In October, Superfast Ferries decided not to renew its Aegean routes for 2018. The Superfast XII was then sold to the Italian company Grimaldi Lines. It completed its last crossing under the Greek flag on 18 May 2018.

==== Grimaldi Lines (since 2018) ====
After a brief period at the Perama shipyards, the ship was delivered to Grimaldi Lines. Renamed Cruise Ausonia, it entered service between mainland Italy and Sardinia in June 2018. In order not to delay its entry into service, the ship retains the characteristic red hull of Superfast during the summer season, on which the logos of the Greek company are replaced by those of Grimaldi.
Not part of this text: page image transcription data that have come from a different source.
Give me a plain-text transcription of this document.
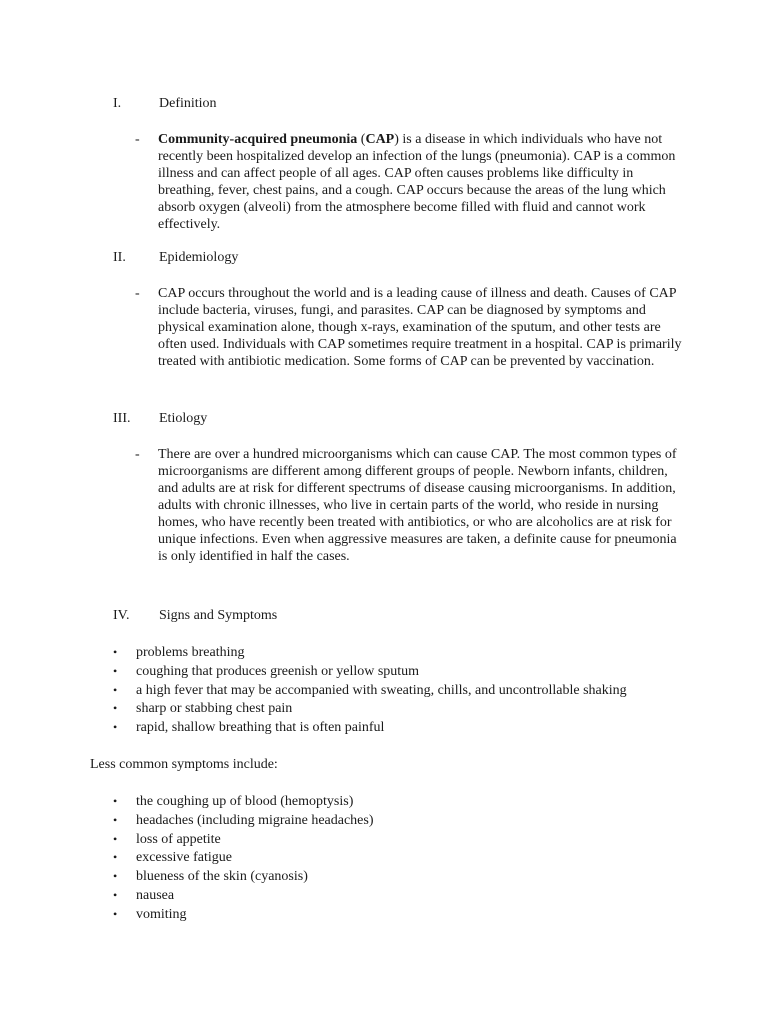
I.	Definition
- Community-acquired pneumonia (CAP) is a disease in which individuals who have not recently been hospitalized develop an infection of the lungs (pneumonia). CAP is a common illness and can affect people of all ages. CAP often causes problems like difficulty in breathing, fever, chest pains, and a cough. CAP occurs because the areas of the lung which absorb oxygen (alveoli) from the atmosphere become filled with fluid and cannot work effectively.
II. Epidemiology
- CAP occurs throughout the world and is a leading cause of illness and death. Causes of CAP include bacteria, viruses, fungi, and parasites. CAP can be diagnosed by symptoms and physical examination alone, though x-rays, examination of the sputum, and other tests are often used. Individuals with CAP sometimes require treatment in a hospital. CAP is primarily treated with antibiotic medication. Some forms of CAP can be prevented by vaccination.
III. Etiology
- There are over a hundred microorganisms which can cause CAP. The most common types of microorganisms are different among different groups of people. Newborn infants, children, and adults are at risk for different spectrums of disease causing microorganisms. In addition, adults with chronic illnesses, who live in certain parts of the world, who reside in nursing homes, who have recently been treated with antibiotics, or who are alcoholics are at risk for unique infections. Even when aggressive measures are taken, a definite cause for pneumonia is only identified in half the cases.
IV. Signs and Symptoms
• problems breathing
• coughing that produces greenish or yellow sputum
• a high fever that may be accompanied with sweating, chills, and uncontrollable shaking
• sharp or stabbing chest pain
• rapid, shallow breathing that is often painful
Less common symptoms include:
• the coughing up of blood (hemoptysis)
• headaches (including migraine headaches)
• loss of appetite
• excessive fatigue
• blueness of the skin (cyanosis)
• nausea
• vomiting
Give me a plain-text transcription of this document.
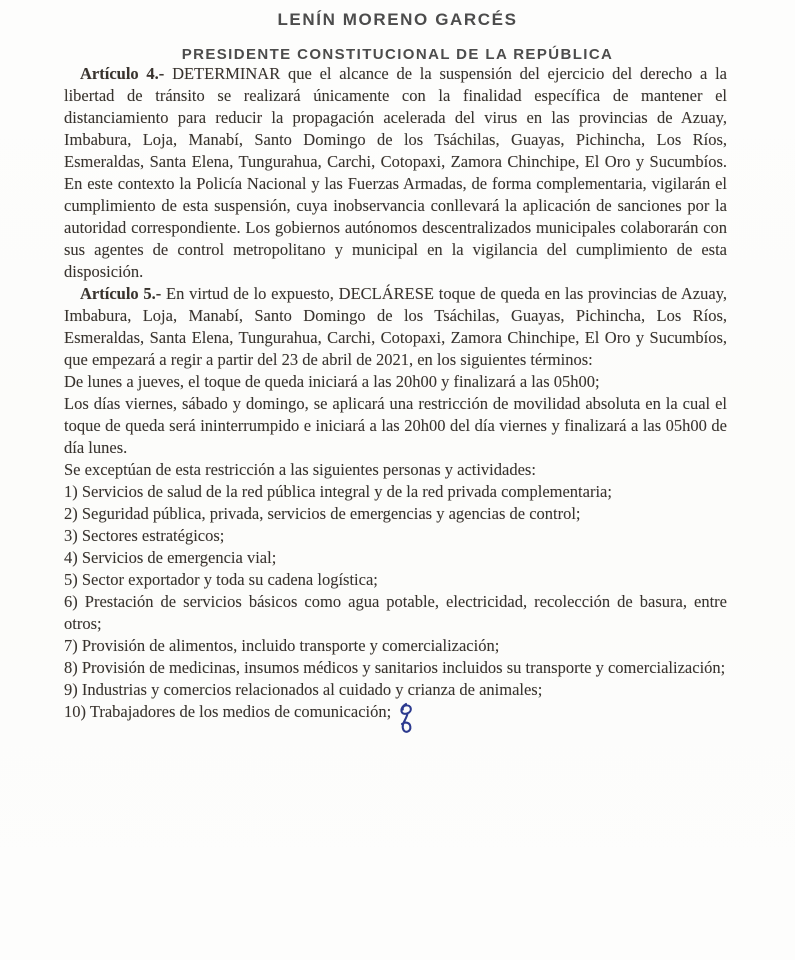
LENÍN MORENO GARCÉS
PRESIDENTE CONSTITUCIONAL DE LA REPÚBLICA

Artículo 4.- DETERMINAR que el alcance de la suspensión del ejercicio del derecho a la libertad de tránsito se realizará únicamente con la finalidad específica de mantener el distanciamiento para reducir la propagación acelerada del virus en las provincias de Azuay, Imbabura, Loja, Manabí, Santo Domingo de los Tsáchilas, Guayas, Pichincha, Los Ríos, Esmeraldas, Santa Elena, Tungurahua, Carchi, Cotopaxi, Zamora Chinchipe, El Oro y Sucumbíos. En este contexto la Policía Nacional y las Fuerzas Armadas, de forma complementaria, vigilarán el cumplimiento de esta suspensión, cuya inobservancia conllevará la aplicación de sanciones por la autoridad correspondiente. Los gobiernos autónomos descentralizados municipales colaborarán con sus agentes de control metropolitano y municipal en la vigilancia del cumplimiento de esta disposición.

Artículo 5.- En virtud de lo expuesto, DECLÁRESE toque de queda en las provincias de Azuay, Imbabura, Loja, Manabí, Santo Domingo de los Tsáchilas, Guayas, Pichincha, Los Ríos, Esmeraldas, Santa Elena, Tungurahua, Carchi, Cotopaxi, Zamora Chinchipe, El Oro y Sucumbíos, que empezará a regir a partir del 23 de abril de 2021, en los siguientes términos:

De lunes a jueves, el toque de queda iniciará a las 20h00 y finalizará a las 05h00;

Los días viernes, sábado y domingo, se aplicará una restricción de movilidad absoluta en la cual el toque de queda será ininterrumpido e iniciará a las 20h00 del día viernes y finalizará a las 05h00 de día lunes.

Se exceptúan de esta restricción a las siguientes personas y actividades:

1) Servicios de salud de la red pública integral y de la red privada complementaria;

2) Seguridad pública, privada, servicios de emergencias y agencias de control;

3) Sectores estratégicos;

4) Servicios de emergencia vial;

5) Sector exportador y toda su cadena logística;

6) Prestación de servicios básicos como agua potable, electricidad, recolección de basura, entre otros;

7) Provisión de alimentos, incluido transporte y comercialización;

8) Provisión de medicinas, insumos médicos y sanitarios incluidos su transporte y comercialización;

9) Industrias y comercios relacionados al cuidado y crianza de animales;

10) Trabajadores de los medios de comunicación;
On 28 October, while crossing from Palermo, Sicily, to Livorno, a fire broke out in the engine room around 3:00 a.m. off the island of Ustica. The 262 passengers were immediately awakened by the crew and led to assembly points, equipped with their life jackets. While the crew managed to extinguish the blaze, the captain started the remaining engine to return to Palermo. Two Italian Coast Guard patrol boats, one from the marine fire brigade, and the Grandi Navi Veloci ferry Majestic escorted the Cruise Ausonia back to Sicily, as the sirocco wind hampered progress and slowed the ship. The Cruise Ausonia finally reached Palermo later that morning. Taken to Genoa for repairs, the ship was also fitted with a fume cleaning system, commonly known as scrubbers, to reduce its sulfur emissions. It was also repainted in Grimaldi Lines colours.

== Facilities ==
The Cruise Ausonia has 9 decks. Although the ship actually spans 11 decks, the non-existent decks 4 and 6 are still counted, and their absence does not create a discrepancy in the deck numbering. Passenger quarters occupy all of decks 7 and 8 and part of decks 9 and 10. The crew is housed on the forward section of deck 9. Decks 3 and 5 are entirely dedicated to the car deck, as are the forward sections of decks 1 and 2.

=== Common areas ===
Originally used on a relatively long route, the Cruise Ausonia is equipped accordingly in terms of passenger facilities. On deck 7, passengers have access to two dining areas (à la carte and buffet), three bars (lounge bar, nightclub bar, and brasserie bar), as well as a shop and a casino. A lido bar with a swimming pool is also located on deck 10 in the center of the ship.

=== Cabins ===
The Cruise Ausonia has 198 cabins located on decks 8 and 9 towards the front of the ship. With a capacity of two to four people, all are equipped with full bathrooms including shower, toilet and sink.

== Features ==
The Cruise Ausonia is 199.90 meters long and 25 meters wide, with a gross tonnage of 30,902 GT. The ship has a capacity of 1,427 passengers and a 1,900-meter-long garage that can accommodate 653 vehicles on four levels, as well as 130 trailers. The garage is accessible via two ramp doors located at the stern. The Cruise Ausonia is powered by four Wärtsilä-Sulzer 12V46C diesel engines, each producing 48,000 kW of power, driving two propellers and propelling the vessel at a speed of 28.6 knots. The ship carries four large lifeboats, a rigid inflatable rescue boat, and several life rafts.

== Routes served ==
For Superfast Ferries, the Superfast XI initially operated routes between Greece and Italy on the Patras - Igoumenitsa - Corfu - Italy route. Transferred in 2009 to routes to Crete between Piraeus and Heraklion, it returned to the Greek-Italian service from 2013 to 2015. It then sailed between Piraeus and the Cyclades and Dodecanese archipelagos, primarily to the islands of Syros, Patmos, Leros, Kos, and Rhodes, from 2015 to 2018.

Since 2018, the Cruise Ausonia has sailed on the Grimaldi Lines routes. Initially used primarily on routes to Sardinia between Civitavecchia and Olbia, it is now also based in Sicily, serving Palermo, first from Livorno and then from Naples. In October 2022, it was also deployed on the now suspended link connecting Italy, Spain and Morocco on the Savona - Barcelona - Tangier line.